Provenance is also what lets you audit extraction quality. When a relationship looks wrong, you need to trace it back: which document, which passage, what did the extractor see? That trace is how you find prompt bugs, schema ambiguities, and source documents that are genuinely ambiguous. Without it, you're debugging in the dark.

It's also how you debug pipeline regressions. If extraction quality drops after a prompt change, provenance lets you compare: what did the old pipeline produce for this document versus the new one? Which relationships disappeared, which appeared, which changed? Provenance turns "something got worse" into "here's exactly what changed and where."

And it's how you answer the question every serious user will eventually ask: "Why does the graph say this?" A graph that can't answer that question is a black box. A graph that can produce, for any relationship, the list of sources that support it, with enough detail to verify, is a tool you can trust.

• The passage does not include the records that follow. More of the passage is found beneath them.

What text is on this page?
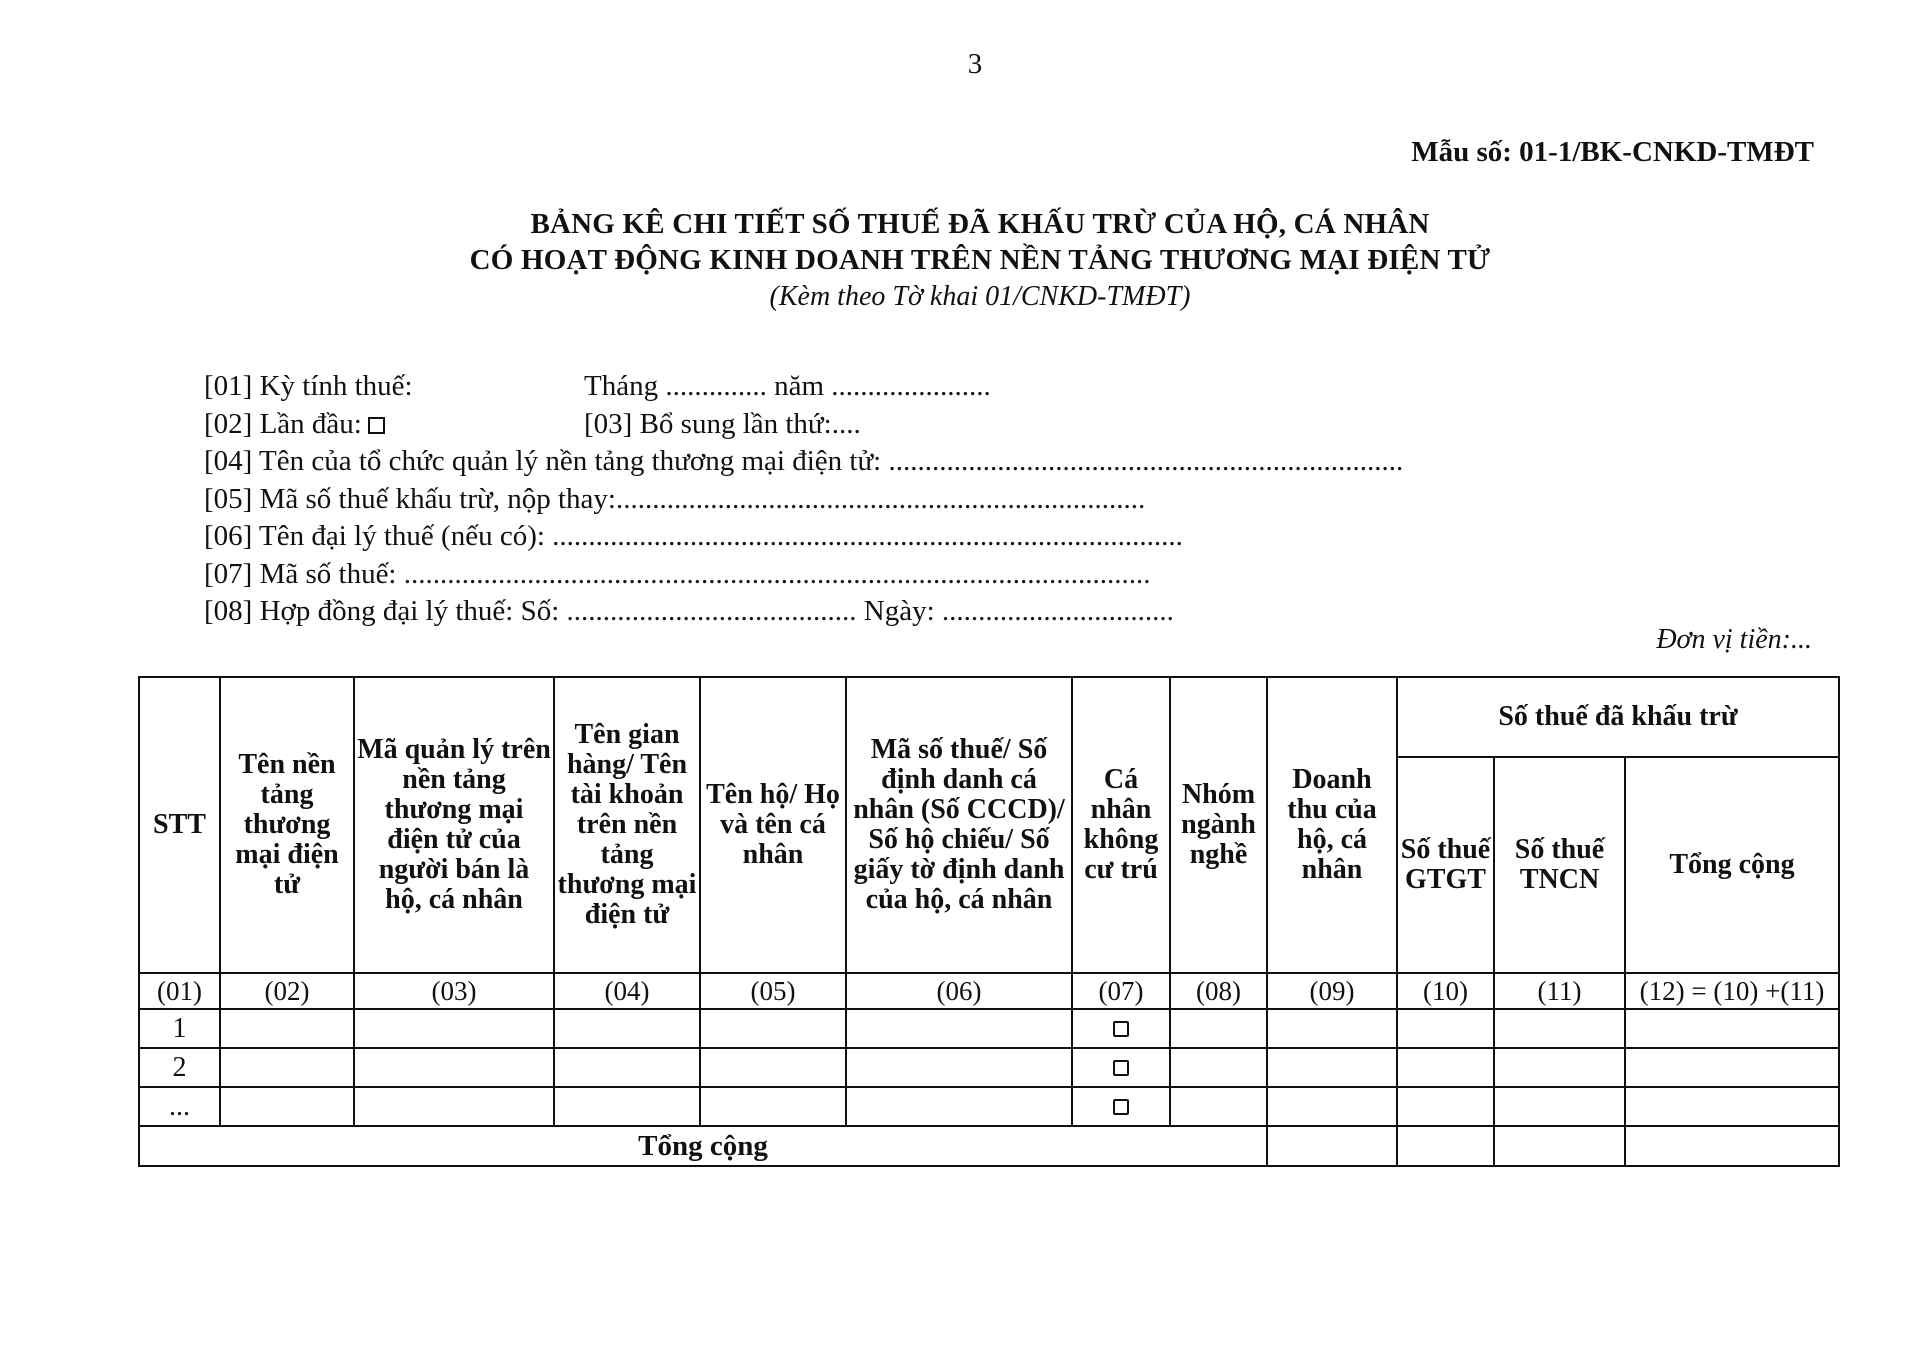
3
Mẫu số: 01-1/BK-CNKD-TMĐT
BẢNG KÊ CHI TIẾT SỐ THUẾ ĐÃ KHẤU TRỪ CỦA HỘ, CÁ NHÂN
CÓ HOẠT ĐỘNG KINH DOANH TRÊN NỀN TẢNG THƯƠNG MẠI ĐIỆN TỬ
(Kèm theo Tờ khai 01/CNKD-TMĐT)
[01] Kỳ tính thuế:	Tháng .............. năm ......................
[02] Lần đầu:	[03] Bổ sung lần thứ:....
[04] Tên của tổ chức quản lý nền tảng thương mại điện tử: .......................................................................
[05] Mã số thuế khấu trừ, nộp thay:.........................................................................
[06] Tên đại lý thuế (nếu có): .......................................................................................
[07] Mã số thuế: .......................................................................................................
[08] Hợp đồng đại lý thuế: Số: ........................................ Ngày: ................................
Đơn vị tiền:...
STT	Tên nền tảng thương mại điện tử	Mã quản lý trên nền tảng thương mại điện tử của người bán là hộ, cá nhân	Tên gian hàng/ Tên tài khoản trên nền tảng thương mại điện tử	Tên hộ/ Họ và tên cá nhân	Mã số thuế/ Số định danh cá nhân (Số CCCD)/ Số hộ chiếu/ Số giấy tờ định danh của hộ, cá nhân	Cá nhân không cư trú	Nhóm ngành nghề	Doanh thu của hộ, cá nhân	Số thuế đã khấu trừ		
									Số thuế GTGT	Số thuế TNCN	Tổng cộng
(01)	(02)	(03)	(04)	(05)	(06)	(07)	(08)	(09)	(10)	(11)	(12) = (10) +(11)
1											
2											
...											
Tổng cộng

Confidence as a Signal, Not a Guarantee¶

LLMs can be prompted to produce confidence scores alongside their extractions. "How confident are you that this relationship holds, on a scale of 1 to 5?" The model will give you a number. That number is useful. It correlates with extraction quality: relationships the model is confident about tend to be more reliable than ones it's uncertain about. You can use it to filter, rank, or weight results. It's worth capturing.

It is not a calibrated probability. A model that says "90% confident" does not mean that 90% of such extractions will be correct. The model has no access to ground truth; it's producing a subjective assessment of its own certainty, which is a different thing. The scores are ordinal -- higher usually means more reliable -- but the mapping from score to actual accuracy is unknown and varies by domain, relationship type, and prompt.

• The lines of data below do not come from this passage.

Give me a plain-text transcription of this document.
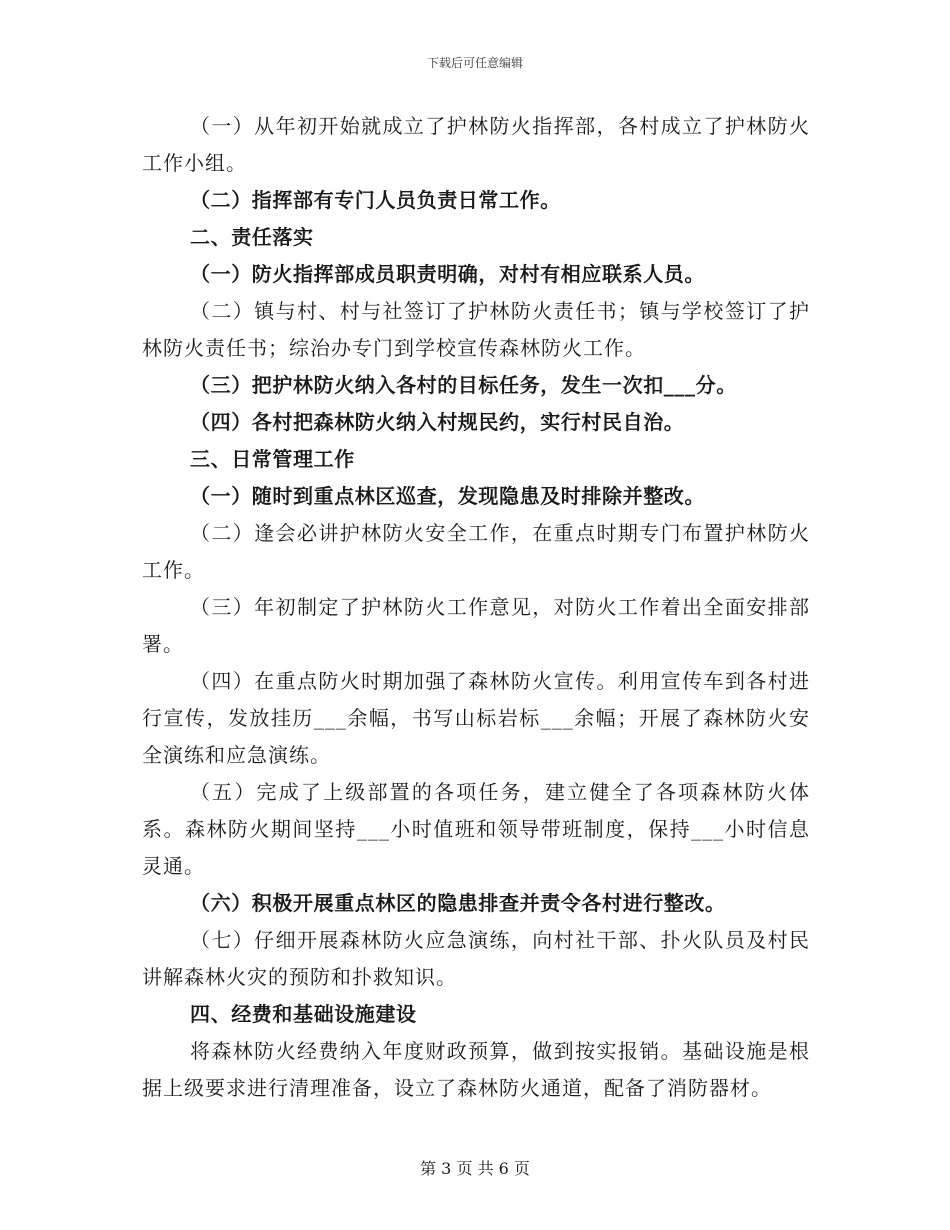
下载后可任意编辑

（一）从年初开始就成立了护林防火指挥部，各村成立了护林防火工作小组。

（二）指挥部有专门人员负责日常工作。

二、责任落实

（一）防火指挥部成员职责明确，对村有相应联系人员。

（二）镇与村、村与社签订了护林防火责任书；镇与学校签订了护林防火责任书；综治办专门到学校宣传森林防火工作。

（三）把护林防火纳入各村的目标任务，发生一次扣___分。

（四）各村把森林防火纳入村规民约，实行村民自治。

三、日常管理工作

（一）随时到重点林区巡查，发现隐患及时排除并整改。

（二）逢会必讲护林防火安全工作，在重点时期专门布置护林防火工作。

（三）年初制定了护林防火工作意见，对防火工作着出全面安排部署。

（四）在重点防火时期加强了森林防火宣传。利用宣传车到各村进行宣传，发放挂历___余幅，书写山标岩标___余幅；开展了森林防火安全演练和应急演练。

（五）完成了上级部置的各项任务，建立健全了各项森林防火体系。森林防火期间坚持___小时值班和领导带班制度，保持___小时信息灵通。

（六）积极开展重点林区的隐患排查并责令各村进行整改。

（七）仔细开展森林防火应急演练，向村社干部、扑火队员及村民讲解森林火灾的预防和扑救知识。

四、经费和基础设施建设

将森林防火经费纳入年度财政预算，做到按实报销。基础设施是根据上级要求进行清理准备，设立了森林防火通道，配备了消防器材。

第 3 页 共 6 页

The honest framing: confidence is one input to trust, not trust itself. A high-confidence extraction from a single case report is still weak evidence. A low-confidence extraction replicated across twenty randomized trials might be strong evidence. Confidence tells you something about the extraction process. Provenance tells you something about the underlying evidence. You need both, and you need to combine them with domain judgment rather than treating either as a sufficient statistic.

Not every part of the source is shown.